Neurodivergent doesn't mean a failure at communication. That is a very reductive view of such a broad statement. Adding to that the concept of Neurodivergent covers a massive range of things. Someone who is ADHD faces different problems than someone with depression. So nearly everyone may be neurodivergent in some form but the average of communication falls within range of how we do now.
There are dozens (perhaps hundreds) of different mental models. There is a single mental model that is neither good nor bad that appears to to cover the largest number of living human beings on the planet. Because this covers the largest number of humans, it holds the title of the standard by which all other mental models are judged. It is the baseline. "Neuro" being "of the nerves" and typical" meaning "common". It is, by definition, neurotypical.
So OP continues the thought with: Consider instead of the mental model that is today's "neurotypical", that some other mental model was shared by the largest number of living humans. Would that other mental model, which could be drastically different, be called the "neurotypical".
The answer, clearly, is: Yes. Simply the definition of the term defines it so.
Neurotypical does mean pretty much exactly that, with only the clarification that while communication is significant, it extends beyond that.
That's a lot of why the terminology "neurotypical" and "neurodivergent" exists in the first place - because at this point, it doesn't even pretend to be an objective measure of mental health, but simply a pair of labels with which to describe the degrees to which people do or do not accord to current societal standards.

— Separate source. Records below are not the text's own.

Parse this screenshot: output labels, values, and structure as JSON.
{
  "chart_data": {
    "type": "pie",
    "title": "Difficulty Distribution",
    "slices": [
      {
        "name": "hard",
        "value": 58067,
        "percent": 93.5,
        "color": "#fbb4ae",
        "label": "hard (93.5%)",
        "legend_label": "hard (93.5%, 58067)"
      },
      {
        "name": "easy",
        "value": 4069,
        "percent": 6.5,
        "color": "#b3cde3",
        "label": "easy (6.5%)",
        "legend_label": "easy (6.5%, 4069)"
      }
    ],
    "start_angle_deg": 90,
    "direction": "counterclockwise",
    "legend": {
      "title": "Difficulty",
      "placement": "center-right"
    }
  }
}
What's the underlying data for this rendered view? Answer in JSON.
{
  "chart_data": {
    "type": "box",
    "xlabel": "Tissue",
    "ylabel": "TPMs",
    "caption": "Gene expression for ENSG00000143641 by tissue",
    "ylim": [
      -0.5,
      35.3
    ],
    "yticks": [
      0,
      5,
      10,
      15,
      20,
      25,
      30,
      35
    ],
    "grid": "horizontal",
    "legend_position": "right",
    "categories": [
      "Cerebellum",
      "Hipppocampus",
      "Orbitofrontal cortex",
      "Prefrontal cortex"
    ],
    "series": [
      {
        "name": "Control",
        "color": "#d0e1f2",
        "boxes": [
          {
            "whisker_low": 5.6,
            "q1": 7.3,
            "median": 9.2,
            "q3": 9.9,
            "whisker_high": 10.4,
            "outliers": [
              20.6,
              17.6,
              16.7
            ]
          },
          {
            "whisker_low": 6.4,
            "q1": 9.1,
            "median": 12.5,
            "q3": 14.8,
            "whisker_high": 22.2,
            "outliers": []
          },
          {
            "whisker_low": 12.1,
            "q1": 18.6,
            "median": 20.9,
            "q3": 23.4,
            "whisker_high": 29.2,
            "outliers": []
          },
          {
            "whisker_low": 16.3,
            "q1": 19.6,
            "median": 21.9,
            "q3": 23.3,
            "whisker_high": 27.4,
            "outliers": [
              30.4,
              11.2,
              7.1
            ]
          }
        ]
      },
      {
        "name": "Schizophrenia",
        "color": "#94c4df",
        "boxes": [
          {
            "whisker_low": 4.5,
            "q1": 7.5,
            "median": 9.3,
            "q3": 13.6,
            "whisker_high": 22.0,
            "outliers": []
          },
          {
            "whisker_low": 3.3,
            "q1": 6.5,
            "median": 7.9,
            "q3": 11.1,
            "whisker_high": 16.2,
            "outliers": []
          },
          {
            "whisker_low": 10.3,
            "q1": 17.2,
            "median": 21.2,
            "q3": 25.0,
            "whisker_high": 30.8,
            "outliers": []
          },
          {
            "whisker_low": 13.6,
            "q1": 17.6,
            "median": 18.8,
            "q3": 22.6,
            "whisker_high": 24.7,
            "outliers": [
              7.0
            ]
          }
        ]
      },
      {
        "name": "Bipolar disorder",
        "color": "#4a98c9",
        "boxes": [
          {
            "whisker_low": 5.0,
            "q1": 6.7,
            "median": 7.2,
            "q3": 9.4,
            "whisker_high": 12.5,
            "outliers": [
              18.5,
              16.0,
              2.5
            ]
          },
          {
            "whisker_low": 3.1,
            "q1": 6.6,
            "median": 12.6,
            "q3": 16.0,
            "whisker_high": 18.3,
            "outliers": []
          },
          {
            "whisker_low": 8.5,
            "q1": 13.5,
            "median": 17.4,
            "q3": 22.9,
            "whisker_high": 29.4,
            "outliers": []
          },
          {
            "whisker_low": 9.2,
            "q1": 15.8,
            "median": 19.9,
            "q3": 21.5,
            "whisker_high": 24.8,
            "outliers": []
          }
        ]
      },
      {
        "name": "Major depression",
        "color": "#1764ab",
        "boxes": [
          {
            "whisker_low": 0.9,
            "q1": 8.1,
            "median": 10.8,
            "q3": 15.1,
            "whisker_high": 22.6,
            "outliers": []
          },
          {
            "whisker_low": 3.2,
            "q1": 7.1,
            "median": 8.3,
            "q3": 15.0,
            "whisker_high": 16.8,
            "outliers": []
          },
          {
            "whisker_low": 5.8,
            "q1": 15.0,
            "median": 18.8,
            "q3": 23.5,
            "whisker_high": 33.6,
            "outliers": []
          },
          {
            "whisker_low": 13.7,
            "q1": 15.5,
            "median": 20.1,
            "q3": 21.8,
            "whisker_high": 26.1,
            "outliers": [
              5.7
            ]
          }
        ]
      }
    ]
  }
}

For example - posit a society in which it has become socially acceptable and even expected, when you meet someone, to punch them in the face.
If one were to ask a person how they feel about punching other people in the face, it's fairly obvious that the objectively psychologically sound view is that that's a thing they would not and likely could not do.
But to actually act in that way - to be unwilling or even unable to do it in a society in which it's the norm and thus the expected and sanctioned behavior - would be "neurodivergent." The conclusion would be that one must suffer from some psychological or physiological affliction that makes it so that one is unwilling or unable to act in a way that accords with expected behavior or societal norms. That one is "neurodivergent" instead of "neurotypical."
And in a way there is no "normal" to begin with. No one describes or thinks of themselves as "normal" when asked. Everyone in some way or another wishes they could just be Normal. "Normal" is what everyone else is, but not who any one specific person is - it's generally unachievable in a literal sense.
Neurodivergent people are not a homogenous group. You can be neurodivergent in different ways and it influences communication in different ways. It is improbable that one of the neurodivergent subgroups is frequent enough to turn out to be an overall majority. But you're not talking about majority, so what portion of the population would it have to be?
A lot of neurodivergent traits seem to be sliders rather than buttons, where it's only neurodivergent if the slider isn't in the middle. I sometimes wonder how many people actually have all their sliders in the middle.
I feel that people with mental disabilities/conditions have latched onto the medical "neurodivergent" term as a political "us against them" label. This can backfire spectacularly.